Jerome Powell’s comments will have left markets disappointed with the lack of hints at what may be to come, despite taper predictions from the fringes.
Financial markets were eagerly awaiting the speech of the Fed’s Chair Powell last week as they continue to look for hints on when the Fed will start with tapering its asset purchases.
In the past few weeks, several other Fed board members commented in their speeches that the time has come to start tapering, so the question was whether Powell would give his approval for a taper announcement in the September meeting of the Fed.
Before we go to Powell’s speech, we should remind ourselves the extraordinary nature of current policy settings of the main central banks.
Combined, they are still purchasing about $800m (£581m) of bonds each day, which is still sufficient to keep interest rates at historically low levels.
Countries such as Italy and Spain can finance their government debt at around zero yield, refinance their government debt at around zero yields and even Greece must pay less than 1% to issue a 10-year bond.
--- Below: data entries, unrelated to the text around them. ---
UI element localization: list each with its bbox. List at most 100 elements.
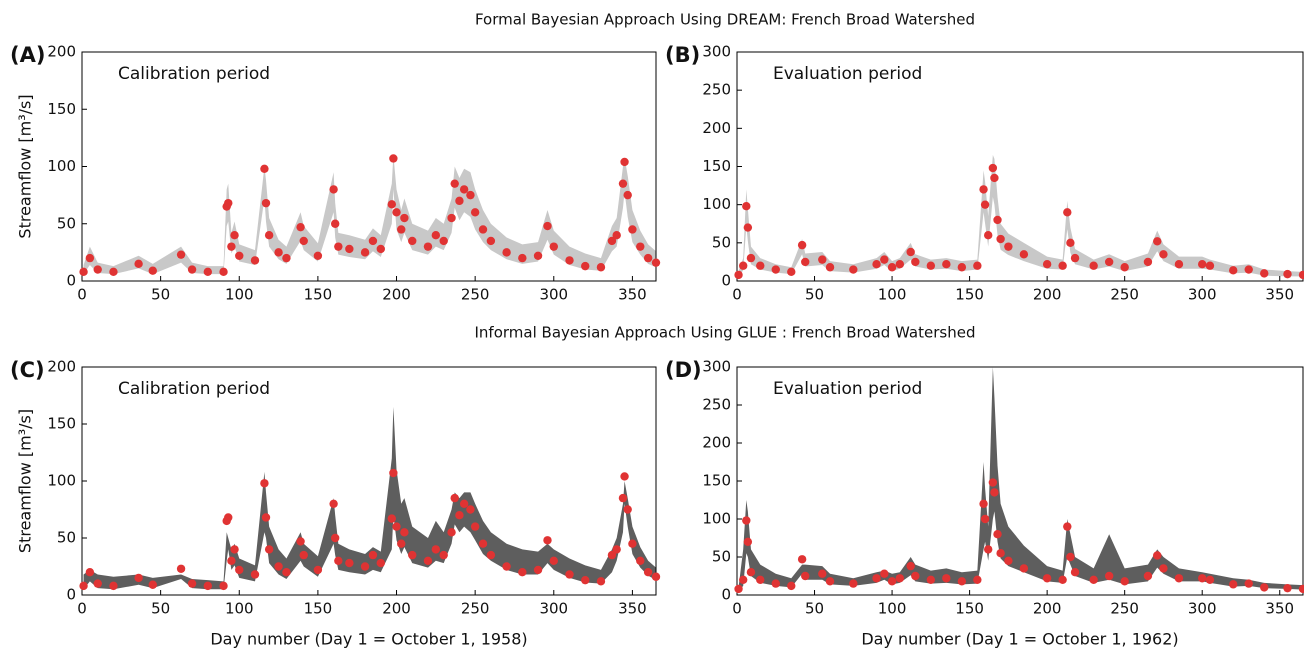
observed-point — [397, 539, 406, 548]
observed-point — [392, 522, 401, 531]
observed-point — [742, 201, 751, 211]
observed-point — [1042, 260, 1052, 269]
x-tick-label: 100 — [878, 600, 907, 618]
observed-point — [797, 240, 807, 250]
observed-point — [1244, 265, 1253, 274]
observed-point — [466, 190, 475, 200]
observed-point — [996, 549, 1005, 558]
observed-point — [628, 225, 637, 234]
observed-point — [1244, 579, 1253, 588]
observed-point — [1198, 574, 1207, 583]
observed-point — [596, 577, 606, 586]
observed-point — [651, 572, 661, 581]
observed-point — [872, 260, 881, 269]
x-tick-label: 250 — [1110, 600, 1139, 618]
observed-point — [990, 173, 999, 183]
observed-point — [543, 536, 552, 545]
x-tick-label: 300 — [1188, 286, 1217, 304]
observed-point — [376, 558, 385, 568]
observed-point — [993, 530, 1002, 539]
annotation: Evaluation period — [773, 379, 922, 399]
observed-point — [176, 250, 186, 259]
observed-point — [1298, 584, 1304, 594]
observed-point — [450, 179, 459, 188]
observed-point — [1089, 261, 1098, 270]
panel-label: (B) — [665, 43, 700, 67]
observed-point — [1229, 580, 1238, 589]
observed-point — [636, 242, 645, 251]
panel: 0 50 100 150 200 250 300 350050100150200250300(… — [665, 358, 1304, 649]
observed-point — [565, 256, 574, 265]
observed-point — [423, 556, 433, 565]
observed-point — [261, 198, 271, 208]
observed-point — [849, 579, 858, 588]
y-tick-label: 0 — [721, 272, 731, 290]
observed-point — [224, 198, 233, 208]
observed-point — [743, 537, 753, 546]
observed-point — [623, 190, 632, 200]
observed-point — [230, 545, 239, 554]
y-tick-label: 250 — [702, 81, 731, 99]
observed-point — [911, 257, 920, 267]
observed-point — [447, 528, 456, 537]
observed-point — [756, 261, 765, 270]
observed-point — [1063, 522, 1072, 531]
panel: 0 50 100 150 200 250 300 350050100150200250300(… — [665, 43, 1304, 304]
observed-point — [250, 570, 260, 579]
observed-point — [518, 568, 527, 577]
x-tick-label: 300 — [539, 286, 568, 304]
observed-point — [618, 493, 628, 503]
observed-point — [459, 499, 469, 508]
observed-point — [203, 581, 213, 591]
observed-point — [825, 263, 835, 272]
observed-point — [636, 556, 645, 565]
uncertainty-band — [83, 406, 656, 590]
observed-point — [906, 561, 915, 571]
x-tick-label: 150 — [955, 286, 984, 304]
observed-point — [360, 248, 370, 257]
observed-point — [739, 261, 748, 270]
observed-point — [176, 564, 186, 573]
observed-point — [478, 225, 488, 234]
observed-point — [227, 242, 236, 251]
observed-point — [1205, 575, 1215, 584]
x-tick-label: 150 — [304, 286, 333, 304]
x-tick-label: 150 — [304, 600, 333, 618]
observed-point — [109, 267, 118, 277]
observed-point — [148, 266, 157, 275]
observed-point — [360, 562, 370, 571]
observed-point — [274, 248, 283, 257]
observed-point — [980, 200, 990, 209]
observed-point — [282, 253, 291, 263]
y-tick-label: 50 — [712, 548, 731, 566]
panel-label: (D) — [665, 358, 702, 382]
y-tick-label: 300 — [702, 358, 731, 376]
observed-point — [1070, 568, 1080, 577]
observed-point — [746, 568, 756, 577]
observed-point — [518, 253, 527, 263]
y-tick-label: 100 — [702, 195, 731, 213]
observed-point — [771, 265, 780, 274]
observed-point — [1174, 574, 1184, 583]
observed-point — [979, 499, 988, 508]
observed-point — [227, 556, 236, 565]
observed-point — [1004, 242, 1013, 251]
observed-point — [187, 265, 197, 274]
observed-point — [230, 231, 239, 240]
observed-point — [801, 571, 810, 581]
observed-point — [329, 499, 338, 508]
observed-point — [607, 236, 617, 246]
row-title: Informal Bayesian Approach Using GLUE : … — [475, 324, 976, 342]
panel-label: (A) — [10, 43, 45, 67]
observed-point — [1120, 263, 1129, 272]
observed-point — [187, 579, 197, 588]
observed-point — [1260, 269, 1269, 278]
observed-point — [942, 260, 951, 269]
observed-point — [906, 247, 915, 257]
observed-point — [345, 558, 354, 568]
observed-point — [439, 550, 448, 560]
x-tick-label: 0 — [732, 600, 742, 618]
observed-point — [368, 550, 378, 560]
observed-point — [980, 514, 990, 524]
y-tick-label: 250 — [702, 396, 731, 414]
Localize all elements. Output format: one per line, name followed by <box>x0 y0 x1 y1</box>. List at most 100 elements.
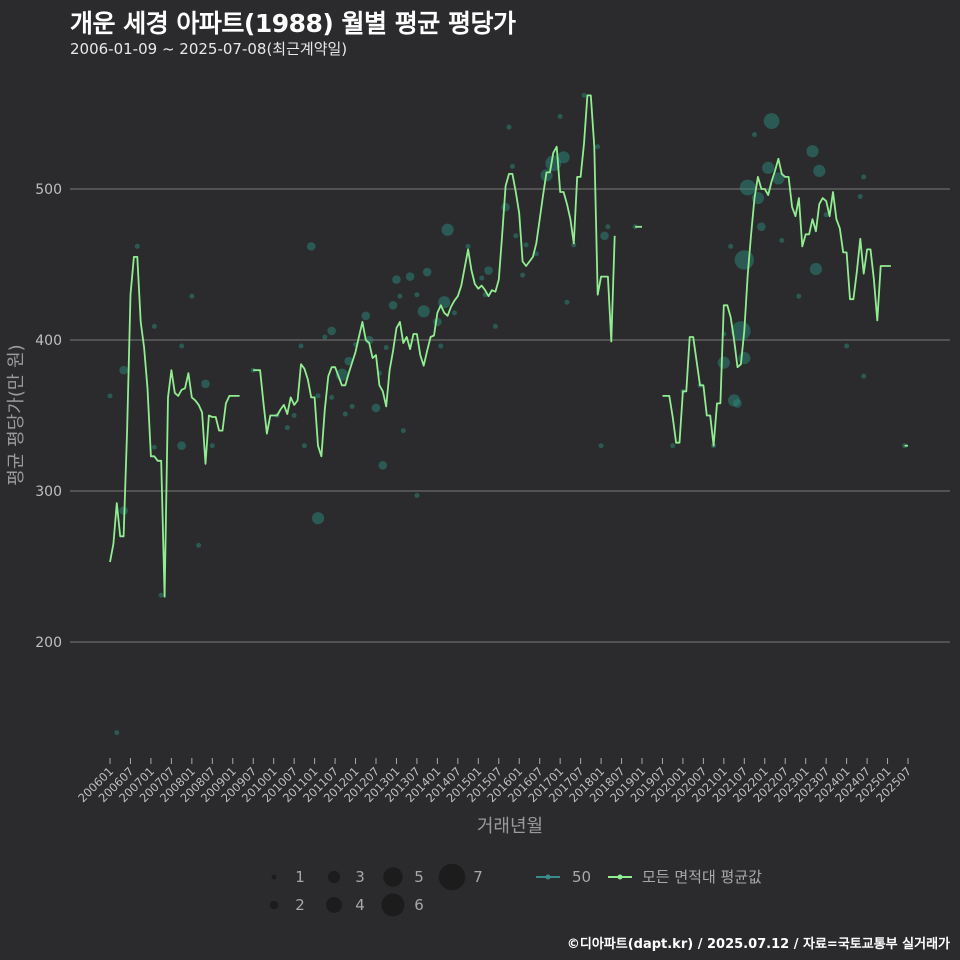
bubble-point <box>158 592 164 598</box>
bubble-point <box>189 293 195 299</box>
bubble-point <box>763 113 780 129</box>
chart-subtitle: 2006-01-09 ~ 2025-07-08(최근계약일) <box>70 40 348 58</box>
bubble-point <box>581 92 587 98</box>
bubble-point <box>605 224 611 230</box>
average-price-line <box>662 157 891 447</box>
bubble-point <box>717 356 730 369</box>
bubble-point <box>523 242 529 248</box>
legend-size-label: 5 <box>414 868 424 886</box>
bubble-point <box>600 231 609 241</box>
bubble-point <box>405 272 415 281</box>
bubble-point <box>857 194 863 200</box>
bubble-point <box>134 243 140 249</box>
bubble-point <box>501 202 510 212</box>
average-price-line <box>109 255 240 598</box>
legend-size-label: 4 <box>355 896 365 914</box>
bubble-point <box>179 343 185 349</box>
legend-line-marker <box>617 874 623 880</box>
legend-size-circle <box>326 897 342 913</box>
bubble-point <box>438 343 444 349</box>
bubble-point <box>823 212 829 218</box>
bubble-point <box>414 493 420 499</box>
bubble-point <box>388 300 398 310</box>
bubble-point <box>441 223 454 236</box>
bubble-point <box>151 323 157 329</box>
bubble-point <box>322 334 328 340</box>
bubble-point <box>378 461 388 470</box>
bubble-point <box>861 373 867 379</box>
bubble-point <box>465 243 471 249</box>
bubble-point <box>311 512 325 525</box>
bubble-point <box>533 251 539 257</box>
bubble-point <box>298 343 304 349</box>
bubble-point <box>479 275 485 281</box>
bubble-point <box>349 403 355 409</box>
bubble-point <box>119 365 128 375</box>
bubble-point <box>301 443 307 449</box>
legend-size-circle <box>383 867 403 887</box>
bubble-point <box>361 311 371 321</box>
bubble-point <box>114 730 120 736</box>
y-tick-label: 300 <box>35 484 62 500</box>
bubble-point <box>342 411 348 417</box>
legend: 1 2 3 4 5 6 7 50 모든 면적대 평균값 <box>269 863 762 917</box>
bubble-point <box>492 323 498 329</box>
bubble-point <box>397 293 403 299</box>
footer-credit: ©디아파트(dapt.kr) / 2025.07.12 / 자료=국토교통부 실… <box>566 937 950 952</box>
bubble-point <box>796 293 802 299</box>
y-tick-label: 200 <box>35 635 62 651</box>
bubble-point <box>813 164 826 177</box>
bubble-point <box>595 144 601 150</box>
bubble-point <box>731 321 751 341</box>
bubble-point <box>564 299 570 305</box>
legend-size-circle <box>438 863 466 891</box>
bubble-point <box>632 224 638 230</box>
bubble-point <box>779 237 785 243</box>
legend-size-circle <box>271 874 277 880</box>
legend-size-label: 2 <box>295 896 305 914</box>
legend-size-label: 1 <box>295 868 305 886</box>
y-tick-label: 500 <box>35 182 62 198</box>
bubble-point <box>733 399 742 408</box>
bubble-point <box>422 267 432 277</box>
bubble-point <box>734 250 755 270</box>
bubble-point <box>571 242 577 248</box>
bubble-point <box>484 266 493 275</box>
bubble-layer <box>107 92 908 736</box>
bubble-point <box>902 443 908 449</box>
bubble-point <box>757 222 766 232</box>
y-axis-label: 평균 평당가(만 원) <box>6 344 27 485</box>
bubble-point <box>670 443 676 449</box>
legend-series-50: 50 <box>572 868 591 886</box>
bubble-point <box>414 292 420 298</box>
bubble-point <box>728 243 734 249</box>
bubble-point <box>513 233 519 239</box>
bubble-point <box>738 352 751 365</box>
bubble-point <box>598 443 604 449</box>
bubble-point <box>371 403 381 413</box>
bubble-point <box>506 124 512 130</box>
bubble-point <box>201 379 210 389</box>
legend-size-label: 3 <box>355 868 365 886</box>
chart-title: 개운 세경 아파트(1988) 월별 평균 평당가 <box>70 9 516 38</box>
bubble-point <box>392 275 401 284</box>
line-layer <box>109 94 908 598</box>
bubble-point <box>809 262 823 276</box>
legend-series-average: 모든 면적대 평균값 <box>642 868 762 886</box>
bubble-point <box>557 114 563 120</box>
legend-bubble-marker <box>545 874 551 880</box>
bubble-point <box>209 443 215 449</box>
bubble-point <box>284 425 290 431</box>
average-price-line <box>253 94 616 458</box>
bubble-point <box>177 441 186 451</box>
legend-size-label: 7 <box>473 868 483 886</box>
bubble-point <box>344 356 354 366</box>
bubble-point <box>107 393 113 399</box>
x-axis-label: 거래년월 <box>477 816 543 837</box>
legend-size-circle <box>327 870 341 884</box>
bubble-point <box>806 145 819 158</box>
legend-size-label: 6 <box>414 896 424 914</box>
bubble-point <box>861 174 867 180</box>
legend-size-circle <box>269 900 279 910</box>
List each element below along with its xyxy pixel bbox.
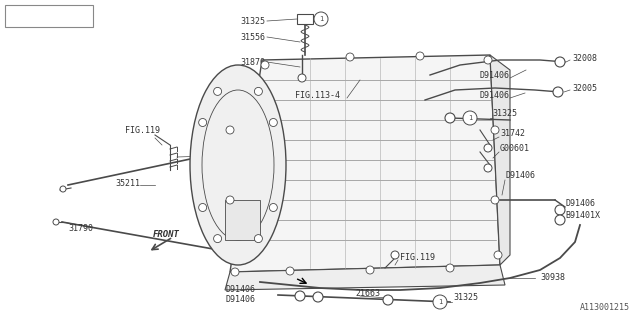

The financing needs of the US Treasury have exploded due to the soaring budget deficit, but the average yield on its new bonds still does not exceed 1.5%.
If Janet Yellen, as the secretary of finance, would choose to issue the new US treasury debt through inflation-linked bonds, she would actually get paid by investors for her efforts, as the real yield on these bonds is now hovering around minus 1%.
With these numbers in mind, let’s look at Powell’s message.
Of course, he started with a description on the enormous impact of the coronavirus crisis on the US economy and the subsequent strong recovery. He also acknowledged that the labour market has recovered significantly and that more progress is to be expected.
As you would expect from a central banker, he spent most time on the topic of inflation and the main reasons why the Fed thinks that the current upward move of inflation is mostly a temporary phenomenon.
It is clearly still the Fed’s expectation that inflation measures will move down towards the target of 2% relatively soon.
At the same time, Powell did provide a strong warning that the Fed will not hesitate to adjust its policies if inflation turns out to be stickier.
But overall, there was no clear comment from Powell in his speech to suggest that a tapering announcement in September is a “done deal”.
The markets responded enthusiastically to the speech, with equities rising to a new high and interest rate markets also ending the week on a positive tone. One can imagine such a response: every extension of such purchase programmes is met with cheers from financial markets as these provide the extra liquidity and thus fuel for continued rallies.
We do note however that at some point central banks will start to withdraw these programs, which will result in a repricing of both interest rate markets and risk assets. We also see risks that the benign inflation view of the Fed will be challenged in the coming quarters, as producers are keen and able to push their increased cost levels to the consumer.
As a result, we do think that interest rates are due for a significant bounce in the coming quarters, which at some point might also hurt the positive sentiment in risk assets.
Hendrik Tuch is head of fixed income NL at Aegon Asset Management. The views expressed above are his own and should not be taken as investment advice.